Three failure modes quietly cost small funds the deals they should have done: the screening tax (a full workday scoring a company that didn't fit — you knew after an hour), curated inbound (your dealflow is what sellers, bankers and advisors chose to show you), and the buried no (the company you passed on two years ago has grown into your thesis, and nothing reminds you). A pipeline is the system that fixes all three.
Stages: make the funnel explicit
- 01Universe — everything that could conceivably fit: registry sweeps, web search, inbound, conference lists. No judgement yet, just capture with a source tag.
- 02Analysed — the company has been through the scoring model once. Most of the universe dies here, cheaply.

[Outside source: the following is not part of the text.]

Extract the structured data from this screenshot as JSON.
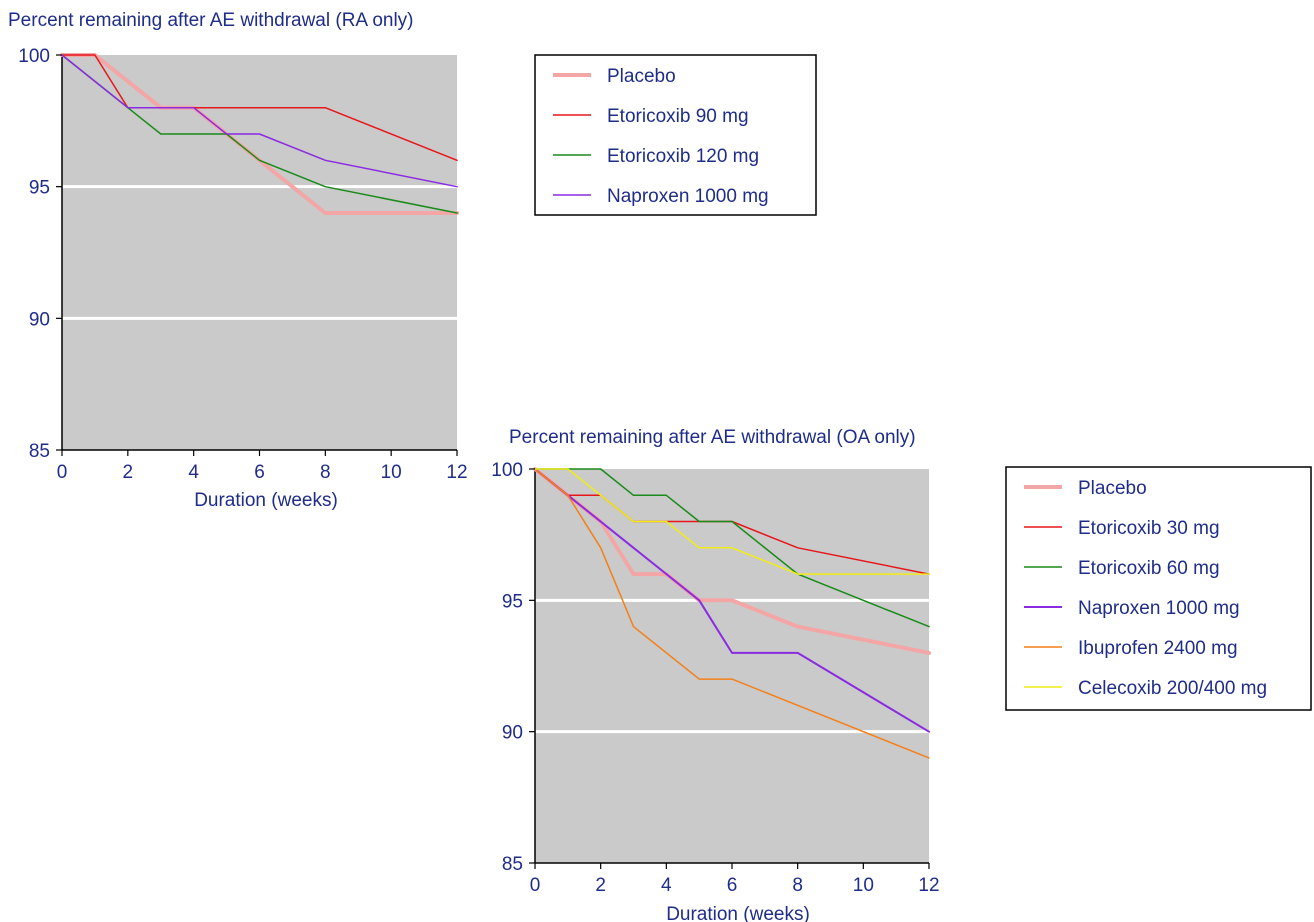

- 03Watching — doesn't fit today, plausibly fits later. This is where buried no's go to stay alive.
- 04Shortlist — actively pursued: management contact, first data requests.
- 05Due diligence — data room open, advisors engaged, real money on the line.
- 06Portfolio — owned, and now a monitoring problem rather than a sourcing one.
Scoring: derive the model from the strategy, then stop negotiating with it
A scoring model is only useful if it is written down before you see the company. Misano derives it from the fund strategy itself: upload the strategy document or a 200–10,000 character brief, and the AI extracts target sectors, anti-patterns, and a five-dimension scoring model calibrated to the thesis — market, financials, competitive moat, management, and risk, composited into a 0–100 score, with strategy fit rated as a separate axis rather than blended in.
Two design choices matter more than the dimension list. First, separate what math computes from what judgement assesses: financial ratios and risk gates are deterministic code, market attractiveness and moat are AI judgement with cited evidence — and the score breakdown shows which is which. Second, hard gates: a company below a floor on any critical dimension cannot compensate with charm elsewhere. A composite score without gates is how a great story with terrible unit economics reaches your shortlist.
The discipline that compounds
- Score everything with the same model. The value of a 0–100 score is ranking a hundred companies against each other; ad-hoc criteria destroy exactly that.
- Version the strategy. When the thesis changes, re-derive the model — and note which scores were produced by which version.
- Rescore the pile of no's. Companies grow, sectors move, your view moves. Misano rescores the watching list against the current thesis on demand — your old 'no' isn't always still a no.
- Meter the funnel. Companies analysed, share filtered out, shortlist conversion — Misano publishes its own live funnel at misano.ai/statistics as an honesty exercise.